Mr. Sajjan seems intent on a bolder plan, including a long-awaited overhaul of the Joint Personnel Support Unit that was established in 2008 and was meant to help soldiers recover from physical and psychological wounds and ease transition out of the military.

Many former soldiers and their families describe it as little more than a way stop on their way out. The recent Globe investigation showed eight of 31 suicide cases were attached to JPSUs. On Nov. 12, a ninth soldier whose last post was at the JPSU killed himself, the Globe has confirmed.

“I would not call it a failure,” Mr. Sajjan said. “When it was created it met the need it was trying to meet. But it needs to evolve. We’re looking at the entire system and how the JPSU is structured is going to be part of it.”

Retired sergeant-major Barry Westholm, who quit the Eastern Ontario JPSU and the Forces in 2013 because of chronic staffing shortages and insufficient training, said reviews of the unit are taking too long and no tangible improvements have yet been made, despite repeated pledges to fix the broken soldier-support system. He noted long-standing problems at the JPSU have caused a lot of heartache.
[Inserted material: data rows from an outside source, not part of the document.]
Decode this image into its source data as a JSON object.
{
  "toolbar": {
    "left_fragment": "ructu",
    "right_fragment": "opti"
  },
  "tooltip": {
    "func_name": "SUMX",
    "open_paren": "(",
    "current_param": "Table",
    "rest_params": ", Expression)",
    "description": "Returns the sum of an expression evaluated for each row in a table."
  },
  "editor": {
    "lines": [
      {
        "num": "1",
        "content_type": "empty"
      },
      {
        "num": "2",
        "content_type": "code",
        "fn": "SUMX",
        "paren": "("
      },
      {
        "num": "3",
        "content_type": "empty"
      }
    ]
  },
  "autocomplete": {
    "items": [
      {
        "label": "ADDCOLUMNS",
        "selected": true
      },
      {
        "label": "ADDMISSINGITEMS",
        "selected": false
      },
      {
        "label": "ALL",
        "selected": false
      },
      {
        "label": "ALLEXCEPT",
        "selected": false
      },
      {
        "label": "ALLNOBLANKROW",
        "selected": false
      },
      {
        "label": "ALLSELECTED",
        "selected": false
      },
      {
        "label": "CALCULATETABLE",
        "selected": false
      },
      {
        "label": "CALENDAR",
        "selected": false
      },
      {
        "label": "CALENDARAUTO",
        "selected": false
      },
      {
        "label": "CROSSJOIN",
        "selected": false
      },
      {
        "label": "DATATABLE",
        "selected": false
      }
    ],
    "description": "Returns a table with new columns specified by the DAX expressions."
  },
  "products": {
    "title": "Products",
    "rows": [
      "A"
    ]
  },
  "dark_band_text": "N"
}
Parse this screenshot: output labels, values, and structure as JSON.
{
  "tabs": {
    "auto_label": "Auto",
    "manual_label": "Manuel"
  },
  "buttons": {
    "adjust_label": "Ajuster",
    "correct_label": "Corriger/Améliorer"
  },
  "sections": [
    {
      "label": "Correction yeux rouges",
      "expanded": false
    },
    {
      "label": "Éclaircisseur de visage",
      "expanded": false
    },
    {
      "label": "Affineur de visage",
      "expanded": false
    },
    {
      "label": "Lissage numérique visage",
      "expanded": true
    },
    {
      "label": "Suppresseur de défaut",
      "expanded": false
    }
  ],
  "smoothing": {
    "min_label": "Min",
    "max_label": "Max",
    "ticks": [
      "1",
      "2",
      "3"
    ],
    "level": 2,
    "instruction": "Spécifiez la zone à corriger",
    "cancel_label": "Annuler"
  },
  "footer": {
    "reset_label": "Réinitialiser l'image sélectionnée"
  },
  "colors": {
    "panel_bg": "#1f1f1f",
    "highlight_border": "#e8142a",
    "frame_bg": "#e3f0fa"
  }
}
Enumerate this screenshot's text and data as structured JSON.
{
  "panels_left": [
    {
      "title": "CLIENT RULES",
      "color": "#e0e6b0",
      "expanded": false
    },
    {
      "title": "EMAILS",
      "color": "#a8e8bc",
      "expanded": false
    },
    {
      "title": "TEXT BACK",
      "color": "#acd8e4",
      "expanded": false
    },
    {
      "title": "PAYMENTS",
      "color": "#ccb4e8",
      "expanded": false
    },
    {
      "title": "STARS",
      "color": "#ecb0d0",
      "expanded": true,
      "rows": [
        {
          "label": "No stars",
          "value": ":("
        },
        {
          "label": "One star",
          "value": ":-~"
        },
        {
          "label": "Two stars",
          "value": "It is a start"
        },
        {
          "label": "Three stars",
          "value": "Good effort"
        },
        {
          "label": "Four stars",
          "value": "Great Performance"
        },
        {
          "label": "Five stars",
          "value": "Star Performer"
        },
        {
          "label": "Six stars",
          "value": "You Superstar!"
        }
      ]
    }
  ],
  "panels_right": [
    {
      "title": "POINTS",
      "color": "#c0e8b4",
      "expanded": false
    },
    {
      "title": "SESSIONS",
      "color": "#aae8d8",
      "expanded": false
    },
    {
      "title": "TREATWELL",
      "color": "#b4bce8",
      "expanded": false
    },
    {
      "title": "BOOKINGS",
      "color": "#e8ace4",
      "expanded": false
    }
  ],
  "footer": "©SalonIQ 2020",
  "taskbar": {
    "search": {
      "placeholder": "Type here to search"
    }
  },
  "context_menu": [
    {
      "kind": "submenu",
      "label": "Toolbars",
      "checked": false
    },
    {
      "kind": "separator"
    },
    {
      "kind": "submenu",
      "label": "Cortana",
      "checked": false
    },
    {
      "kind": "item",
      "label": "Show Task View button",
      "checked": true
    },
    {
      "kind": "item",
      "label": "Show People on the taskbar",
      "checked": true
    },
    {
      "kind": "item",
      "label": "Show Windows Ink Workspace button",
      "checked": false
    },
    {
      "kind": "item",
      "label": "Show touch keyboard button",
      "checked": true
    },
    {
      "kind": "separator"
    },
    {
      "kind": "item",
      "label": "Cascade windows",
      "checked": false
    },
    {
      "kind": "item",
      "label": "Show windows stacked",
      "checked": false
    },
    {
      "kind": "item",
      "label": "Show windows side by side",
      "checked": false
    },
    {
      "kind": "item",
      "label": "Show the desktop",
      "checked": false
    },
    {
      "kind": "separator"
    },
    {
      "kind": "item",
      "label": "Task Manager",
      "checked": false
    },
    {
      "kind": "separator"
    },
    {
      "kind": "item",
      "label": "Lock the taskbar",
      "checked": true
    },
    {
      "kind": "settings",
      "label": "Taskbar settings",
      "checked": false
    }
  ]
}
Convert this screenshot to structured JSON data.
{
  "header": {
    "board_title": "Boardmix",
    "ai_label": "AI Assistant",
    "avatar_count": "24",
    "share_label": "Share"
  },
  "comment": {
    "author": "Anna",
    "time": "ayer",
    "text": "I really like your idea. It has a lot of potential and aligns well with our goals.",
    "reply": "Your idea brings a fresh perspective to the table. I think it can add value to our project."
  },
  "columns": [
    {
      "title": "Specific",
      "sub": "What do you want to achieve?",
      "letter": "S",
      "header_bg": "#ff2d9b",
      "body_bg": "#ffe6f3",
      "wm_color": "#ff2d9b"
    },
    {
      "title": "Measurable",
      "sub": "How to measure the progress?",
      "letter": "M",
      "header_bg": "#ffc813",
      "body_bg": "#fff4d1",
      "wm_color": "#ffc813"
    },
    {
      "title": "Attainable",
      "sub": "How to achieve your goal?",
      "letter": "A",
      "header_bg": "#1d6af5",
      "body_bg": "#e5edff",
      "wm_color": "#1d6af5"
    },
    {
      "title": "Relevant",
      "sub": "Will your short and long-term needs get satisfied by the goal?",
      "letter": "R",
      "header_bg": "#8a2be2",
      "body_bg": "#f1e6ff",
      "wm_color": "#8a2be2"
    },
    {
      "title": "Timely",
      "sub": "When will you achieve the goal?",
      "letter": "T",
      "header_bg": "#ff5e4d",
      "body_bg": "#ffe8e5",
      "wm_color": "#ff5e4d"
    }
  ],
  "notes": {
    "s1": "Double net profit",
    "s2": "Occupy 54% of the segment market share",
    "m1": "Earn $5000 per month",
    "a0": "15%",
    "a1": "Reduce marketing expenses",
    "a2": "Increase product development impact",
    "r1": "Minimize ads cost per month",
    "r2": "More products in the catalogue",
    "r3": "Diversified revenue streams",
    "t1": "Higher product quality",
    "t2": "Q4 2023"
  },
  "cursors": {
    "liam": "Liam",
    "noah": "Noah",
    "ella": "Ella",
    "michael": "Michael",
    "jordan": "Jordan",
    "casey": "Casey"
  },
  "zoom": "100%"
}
“They’re releasing these poor people in terrible states knowingly and causing, I believe, ultimately suicides,” said Mr. Westholm, who was a founding member of the JPSU. He joined the casualty support unit in 2009 because he believed in the concept and wanted to help battered soldiers returning from Afghanistan. He still believes in the JPSU, but said significant improvements are desperately needed to help ill and wounded military members.

“We knew in short order the troubles that the unit faced,” said Mr. Westholm, who spoke about the JPSU before the Veterans Affairs Committee this past May. “We knew by 2010 we were in trouble. And the entire time, between now and then, it’s been the same. No change. They have just been dragging their feet, for whatever reason. I would really love to know the reason.”

Both ministers insisted they feel a sense of urgency to fill cracks in the system between military and civilian life. Mr. Hehr would like to reinforce new initiatives such as including Veterans Affairs staff in the military release process and conducting exit interviews with soldiers.

Mr. Sajjan, a former soldier who served three times in Afghanistan, suggests more expansive measures.

A wounded soldier “leaves and then goes on to Veterans Affairs to deal with the file and [the veteran] has to convince Veterans Affairs of what actually happened,” Mr. Sajjan said.

“That piece is going to be sorted out. … It can’t just be remaking the way the system was.”